The Truth is a comedic play that examines the complex relationship between two couples who are caught up in the politics of extra marital affairs, friendship, deceit and the truth.
The show was well received on the night with audience members audibly in stitches as Alex Hanson, Tanya Franks, Francis O’Connor and Robert Portal took the stage in Zeller’s newest play to hit the West End following the success of his penultimate piece “The Father”.
The set design is simple but creative and serves the theme well.
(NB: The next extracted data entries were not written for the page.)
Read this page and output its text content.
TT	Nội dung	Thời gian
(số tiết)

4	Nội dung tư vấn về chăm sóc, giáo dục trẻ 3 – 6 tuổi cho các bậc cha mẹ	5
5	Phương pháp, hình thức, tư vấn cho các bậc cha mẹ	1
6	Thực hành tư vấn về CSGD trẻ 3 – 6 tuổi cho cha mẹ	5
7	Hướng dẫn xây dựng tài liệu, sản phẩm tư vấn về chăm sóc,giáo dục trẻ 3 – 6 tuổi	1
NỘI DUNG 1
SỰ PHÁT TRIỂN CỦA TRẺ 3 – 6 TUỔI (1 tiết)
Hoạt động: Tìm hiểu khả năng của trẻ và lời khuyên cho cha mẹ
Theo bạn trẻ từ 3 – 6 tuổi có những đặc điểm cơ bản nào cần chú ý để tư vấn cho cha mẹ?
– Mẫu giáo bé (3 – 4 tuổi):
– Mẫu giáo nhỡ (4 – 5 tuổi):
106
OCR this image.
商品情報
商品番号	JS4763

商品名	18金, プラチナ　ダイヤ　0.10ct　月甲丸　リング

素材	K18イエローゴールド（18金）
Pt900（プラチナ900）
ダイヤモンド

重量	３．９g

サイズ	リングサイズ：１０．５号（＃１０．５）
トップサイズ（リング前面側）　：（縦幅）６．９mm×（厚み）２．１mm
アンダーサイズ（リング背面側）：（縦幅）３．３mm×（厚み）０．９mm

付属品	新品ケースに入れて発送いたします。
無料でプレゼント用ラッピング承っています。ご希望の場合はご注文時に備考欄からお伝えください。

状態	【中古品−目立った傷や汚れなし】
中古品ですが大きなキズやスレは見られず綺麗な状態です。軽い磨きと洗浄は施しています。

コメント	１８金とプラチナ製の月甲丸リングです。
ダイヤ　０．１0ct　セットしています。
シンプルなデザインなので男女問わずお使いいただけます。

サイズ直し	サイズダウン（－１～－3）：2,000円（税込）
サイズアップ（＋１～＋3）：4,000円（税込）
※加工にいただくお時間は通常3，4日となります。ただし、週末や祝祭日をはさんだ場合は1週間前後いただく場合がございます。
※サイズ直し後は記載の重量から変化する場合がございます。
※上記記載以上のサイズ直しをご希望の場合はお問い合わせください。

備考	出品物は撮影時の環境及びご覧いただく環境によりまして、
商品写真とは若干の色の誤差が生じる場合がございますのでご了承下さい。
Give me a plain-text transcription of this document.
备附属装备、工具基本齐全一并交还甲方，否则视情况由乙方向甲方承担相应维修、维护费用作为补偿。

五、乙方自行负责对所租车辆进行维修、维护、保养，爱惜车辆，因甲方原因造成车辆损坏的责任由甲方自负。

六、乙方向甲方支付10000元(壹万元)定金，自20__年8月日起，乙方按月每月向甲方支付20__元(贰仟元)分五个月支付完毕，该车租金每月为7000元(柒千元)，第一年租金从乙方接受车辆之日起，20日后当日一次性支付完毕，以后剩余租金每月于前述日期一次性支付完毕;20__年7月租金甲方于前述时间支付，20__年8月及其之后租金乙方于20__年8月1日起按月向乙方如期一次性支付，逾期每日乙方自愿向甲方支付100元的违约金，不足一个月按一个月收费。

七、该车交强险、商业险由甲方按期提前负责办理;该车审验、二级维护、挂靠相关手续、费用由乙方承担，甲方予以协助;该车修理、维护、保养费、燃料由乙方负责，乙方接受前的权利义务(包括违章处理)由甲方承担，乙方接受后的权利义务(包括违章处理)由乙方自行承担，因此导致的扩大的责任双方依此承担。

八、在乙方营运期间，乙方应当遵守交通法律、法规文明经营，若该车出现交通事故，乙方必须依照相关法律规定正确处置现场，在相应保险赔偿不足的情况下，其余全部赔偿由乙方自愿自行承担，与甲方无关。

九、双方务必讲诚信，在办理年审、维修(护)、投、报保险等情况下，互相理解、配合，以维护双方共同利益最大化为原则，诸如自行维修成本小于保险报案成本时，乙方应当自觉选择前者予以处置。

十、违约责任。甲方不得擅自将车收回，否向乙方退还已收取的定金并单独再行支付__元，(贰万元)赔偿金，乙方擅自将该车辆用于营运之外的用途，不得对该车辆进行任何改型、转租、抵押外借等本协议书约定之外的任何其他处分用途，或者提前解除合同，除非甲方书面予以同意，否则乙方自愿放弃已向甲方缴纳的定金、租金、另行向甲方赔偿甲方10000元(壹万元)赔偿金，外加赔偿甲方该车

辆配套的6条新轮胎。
Clean, sharp surfaces sweep across the stage to reveal the size and shape of new locations that to my mind reflected the smoothly covered truth and revealed lies that make up the bulk of the play’s content.
I believe Lindsay Posner’s direction achieves what it set out to achieve and in that cannot be criticised, however there is very little grit to the piece. The plot follows the affairs, cover ups and conversations of 2 middle aged married couples and explores the selfishness, cowardice and loyalty of each individual concluding that no one has any.
Although the subject matter is dark, the piece plays out like an “Allo, Allo!” episode. Farce ensues and I was left feeling underwhelmed by what seemed to be a deliberately pompous, over acted 90 or so minutes. However, as I sat in the audience I could clearly see that I was in the minority and that the play was being thoroughly enjoyed by those around me.
I was constantly waiting for the foot to drop, for a human reaction that didn’t come with a comedy drum roll but all I got was gags and good timing. It seemed odd and ironic in equal measure, perhaps purposefully so, that in a play called “The Truth”, there was a complete absence of it in any one moment.
The opportunity cost of seeing this show is just too great for it to come recommended but I do feel that it just wasn’t for me and that if you’re a fan of borderline slapstick or just a lover of farce this would be your cup of tea.